Kedua, untuk kepentingan legalitas pembangunan dimaksud, maka persidangan menyetujui untuk menghidupkan kembali Yayasan Misi Agape yang telah mati suri dan tidak punya pengurus lagi.
Sesuai anggaran dasar, maka yang masih ada hanyalah anggota badan pengawas.
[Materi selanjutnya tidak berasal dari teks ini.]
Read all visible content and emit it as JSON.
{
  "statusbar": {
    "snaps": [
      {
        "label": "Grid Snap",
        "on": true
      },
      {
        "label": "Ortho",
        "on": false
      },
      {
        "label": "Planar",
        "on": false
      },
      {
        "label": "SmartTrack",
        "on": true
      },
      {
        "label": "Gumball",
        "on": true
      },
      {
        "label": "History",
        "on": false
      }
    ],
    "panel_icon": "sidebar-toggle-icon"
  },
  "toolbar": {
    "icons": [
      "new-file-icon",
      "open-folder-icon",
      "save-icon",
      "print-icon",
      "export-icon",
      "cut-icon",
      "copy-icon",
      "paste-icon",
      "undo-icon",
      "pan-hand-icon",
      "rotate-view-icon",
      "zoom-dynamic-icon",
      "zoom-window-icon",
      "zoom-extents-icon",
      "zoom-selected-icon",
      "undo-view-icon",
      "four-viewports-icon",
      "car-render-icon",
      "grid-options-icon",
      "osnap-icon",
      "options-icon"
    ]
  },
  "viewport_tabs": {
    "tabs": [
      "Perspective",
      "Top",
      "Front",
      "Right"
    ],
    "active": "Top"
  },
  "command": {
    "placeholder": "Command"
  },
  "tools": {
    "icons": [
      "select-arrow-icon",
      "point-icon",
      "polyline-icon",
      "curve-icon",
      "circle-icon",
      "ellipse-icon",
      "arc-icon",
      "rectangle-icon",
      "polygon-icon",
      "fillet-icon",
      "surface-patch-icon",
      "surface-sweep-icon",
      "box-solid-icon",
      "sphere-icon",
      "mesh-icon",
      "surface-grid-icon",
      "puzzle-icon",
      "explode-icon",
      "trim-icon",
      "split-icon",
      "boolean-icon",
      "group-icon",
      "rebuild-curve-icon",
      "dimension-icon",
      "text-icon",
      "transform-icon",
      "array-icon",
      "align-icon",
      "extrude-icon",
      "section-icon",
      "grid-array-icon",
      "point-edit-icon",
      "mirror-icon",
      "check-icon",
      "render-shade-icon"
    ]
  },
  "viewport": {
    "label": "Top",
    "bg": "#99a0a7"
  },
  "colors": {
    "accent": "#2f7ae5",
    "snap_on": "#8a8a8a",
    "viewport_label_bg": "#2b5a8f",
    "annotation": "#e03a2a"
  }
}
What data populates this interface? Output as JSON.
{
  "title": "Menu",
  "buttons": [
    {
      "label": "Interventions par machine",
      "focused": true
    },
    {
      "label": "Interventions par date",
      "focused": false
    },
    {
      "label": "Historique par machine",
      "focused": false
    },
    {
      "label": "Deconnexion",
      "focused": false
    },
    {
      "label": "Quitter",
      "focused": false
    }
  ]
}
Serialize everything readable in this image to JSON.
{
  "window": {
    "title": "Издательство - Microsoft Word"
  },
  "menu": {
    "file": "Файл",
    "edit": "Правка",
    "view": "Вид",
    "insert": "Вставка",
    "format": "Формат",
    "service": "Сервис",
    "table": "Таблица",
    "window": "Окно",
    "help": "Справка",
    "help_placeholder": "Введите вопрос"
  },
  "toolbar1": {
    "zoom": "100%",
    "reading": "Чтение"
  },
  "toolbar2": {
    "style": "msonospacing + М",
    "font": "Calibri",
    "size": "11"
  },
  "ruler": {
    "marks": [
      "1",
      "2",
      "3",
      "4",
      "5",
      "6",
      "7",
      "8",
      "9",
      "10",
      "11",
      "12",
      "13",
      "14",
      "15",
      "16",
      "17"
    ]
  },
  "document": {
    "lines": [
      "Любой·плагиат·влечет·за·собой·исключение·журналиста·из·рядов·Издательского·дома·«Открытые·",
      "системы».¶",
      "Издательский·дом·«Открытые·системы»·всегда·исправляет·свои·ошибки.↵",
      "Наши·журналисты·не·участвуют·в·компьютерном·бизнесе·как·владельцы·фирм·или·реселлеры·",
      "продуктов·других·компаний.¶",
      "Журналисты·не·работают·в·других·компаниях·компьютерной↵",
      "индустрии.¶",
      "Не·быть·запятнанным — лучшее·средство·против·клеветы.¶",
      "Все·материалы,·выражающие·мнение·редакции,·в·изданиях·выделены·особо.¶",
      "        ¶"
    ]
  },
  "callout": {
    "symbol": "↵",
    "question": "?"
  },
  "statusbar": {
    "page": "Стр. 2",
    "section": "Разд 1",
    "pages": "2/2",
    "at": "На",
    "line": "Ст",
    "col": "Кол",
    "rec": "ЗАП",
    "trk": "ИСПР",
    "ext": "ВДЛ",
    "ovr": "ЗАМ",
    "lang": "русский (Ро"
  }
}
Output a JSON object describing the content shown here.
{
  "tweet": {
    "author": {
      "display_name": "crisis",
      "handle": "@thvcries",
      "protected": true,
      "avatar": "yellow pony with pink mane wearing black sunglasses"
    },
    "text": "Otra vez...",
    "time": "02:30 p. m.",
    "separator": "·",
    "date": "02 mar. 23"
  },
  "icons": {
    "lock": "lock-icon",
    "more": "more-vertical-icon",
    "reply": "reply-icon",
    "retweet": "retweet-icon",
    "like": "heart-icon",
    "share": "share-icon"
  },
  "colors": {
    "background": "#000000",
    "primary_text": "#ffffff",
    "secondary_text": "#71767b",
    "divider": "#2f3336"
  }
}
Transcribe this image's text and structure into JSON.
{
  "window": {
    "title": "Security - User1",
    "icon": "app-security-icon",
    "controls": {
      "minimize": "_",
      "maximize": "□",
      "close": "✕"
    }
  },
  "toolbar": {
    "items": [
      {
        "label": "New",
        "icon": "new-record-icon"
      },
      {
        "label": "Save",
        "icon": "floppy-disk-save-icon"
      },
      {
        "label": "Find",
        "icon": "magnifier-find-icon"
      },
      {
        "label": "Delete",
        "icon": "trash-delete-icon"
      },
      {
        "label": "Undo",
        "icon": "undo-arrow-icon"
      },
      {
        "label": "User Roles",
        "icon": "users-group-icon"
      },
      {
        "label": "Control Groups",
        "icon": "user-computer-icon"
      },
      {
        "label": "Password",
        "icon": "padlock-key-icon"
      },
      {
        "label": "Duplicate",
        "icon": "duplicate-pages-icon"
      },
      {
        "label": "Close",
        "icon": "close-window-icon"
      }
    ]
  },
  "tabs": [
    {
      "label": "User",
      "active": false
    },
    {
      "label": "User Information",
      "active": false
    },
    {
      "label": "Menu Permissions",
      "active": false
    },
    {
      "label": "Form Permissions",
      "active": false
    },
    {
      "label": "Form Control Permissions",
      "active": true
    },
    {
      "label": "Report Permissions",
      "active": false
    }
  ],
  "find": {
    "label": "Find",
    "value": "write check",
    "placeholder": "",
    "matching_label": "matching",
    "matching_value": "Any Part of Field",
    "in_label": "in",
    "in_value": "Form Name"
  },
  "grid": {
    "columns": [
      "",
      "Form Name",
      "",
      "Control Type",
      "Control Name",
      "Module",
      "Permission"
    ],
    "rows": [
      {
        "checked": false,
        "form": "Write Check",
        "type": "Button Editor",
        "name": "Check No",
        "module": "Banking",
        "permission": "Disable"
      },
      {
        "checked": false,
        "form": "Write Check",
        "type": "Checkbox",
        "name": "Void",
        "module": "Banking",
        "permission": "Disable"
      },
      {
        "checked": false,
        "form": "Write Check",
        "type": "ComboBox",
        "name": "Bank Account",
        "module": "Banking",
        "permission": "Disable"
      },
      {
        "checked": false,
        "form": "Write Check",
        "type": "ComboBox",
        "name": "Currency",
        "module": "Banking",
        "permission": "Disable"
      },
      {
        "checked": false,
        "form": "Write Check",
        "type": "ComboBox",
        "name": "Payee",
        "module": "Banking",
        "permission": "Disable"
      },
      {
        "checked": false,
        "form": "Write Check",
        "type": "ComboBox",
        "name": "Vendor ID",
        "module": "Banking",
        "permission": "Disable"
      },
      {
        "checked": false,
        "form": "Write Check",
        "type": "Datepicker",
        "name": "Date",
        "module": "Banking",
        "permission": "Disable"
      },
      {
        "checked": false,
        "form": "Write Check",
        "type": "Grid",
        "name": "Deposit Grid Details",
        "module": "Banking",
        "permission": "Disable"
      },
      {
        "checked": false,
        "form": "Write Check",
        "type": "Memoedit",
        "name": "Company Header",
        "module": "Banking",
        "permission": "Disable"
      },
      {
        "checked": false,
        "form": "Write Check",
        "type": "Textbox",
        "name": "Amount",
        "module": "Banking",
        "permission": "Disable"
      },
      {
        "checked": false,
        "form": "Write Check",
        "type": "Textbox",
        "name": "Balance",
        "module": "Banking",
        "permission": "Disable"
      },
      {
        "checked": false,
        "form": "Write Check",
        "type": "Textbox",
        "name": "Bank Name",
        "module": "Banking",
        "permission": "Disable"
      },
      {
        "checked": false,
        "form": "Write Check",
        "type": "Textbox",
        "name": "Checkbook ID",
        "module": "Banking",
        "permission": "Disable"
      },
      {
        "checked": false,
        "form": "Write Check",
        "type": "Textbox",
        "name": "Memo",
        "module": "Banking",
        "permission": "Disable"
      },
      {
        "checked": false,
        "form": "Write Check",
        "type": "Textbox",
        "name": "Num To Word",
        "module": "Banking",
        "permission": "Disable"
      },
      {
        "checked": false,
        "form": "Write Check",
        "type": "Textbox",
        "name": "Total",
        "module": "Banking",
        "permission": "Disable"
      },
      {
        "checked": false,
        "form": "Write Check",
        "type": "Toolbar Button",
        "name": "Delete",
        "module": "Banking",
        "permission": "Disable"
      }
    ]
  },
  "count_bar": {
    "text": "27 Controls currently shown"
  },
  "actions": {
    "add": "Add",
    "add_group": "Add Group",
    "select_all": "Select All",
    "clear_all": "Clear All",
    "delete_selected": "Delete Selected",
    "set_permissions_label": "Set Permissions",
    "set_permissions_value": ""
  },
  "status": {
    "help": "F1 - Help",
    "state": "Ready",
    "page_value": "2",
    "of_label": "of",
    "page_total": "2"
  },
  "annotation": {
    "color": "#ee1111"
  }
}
Ketua Majelis Jemaat Agape karena jabatannya, maka yang bersangkutan sekaligus adalah anggota badan pengawas.
Keputusan ketiga, persidangan memberi mandat kepada Majelis Jemaat Agape Kupang untuk menghidupkan kembali Yayasan Misi Agape Kupang dengan membentuk organ-organ yayasan sesuai tuntutan undang-undang.
“Ketiga keputusan di atas diputuskan secara aklamasi (tidak ada satu peserta persidangan pun yang tidak setuju) termasuk JM (Jerry Manafe, red) yang hadir menandatangani absen serta berbicara dan setuju pada keputusan,” tegas Paul Dima.
Selanjutnya, pada waktu pengurusan legalitas Yayasan terutama ketika nama Yayasan Misi Agape Kupang diupload ke sistem Kementerian Hukum dan HAM RI, ternyata nama Misi Agape Kupang ditolak oleh sistem karena itu dibutuhkan nama baru.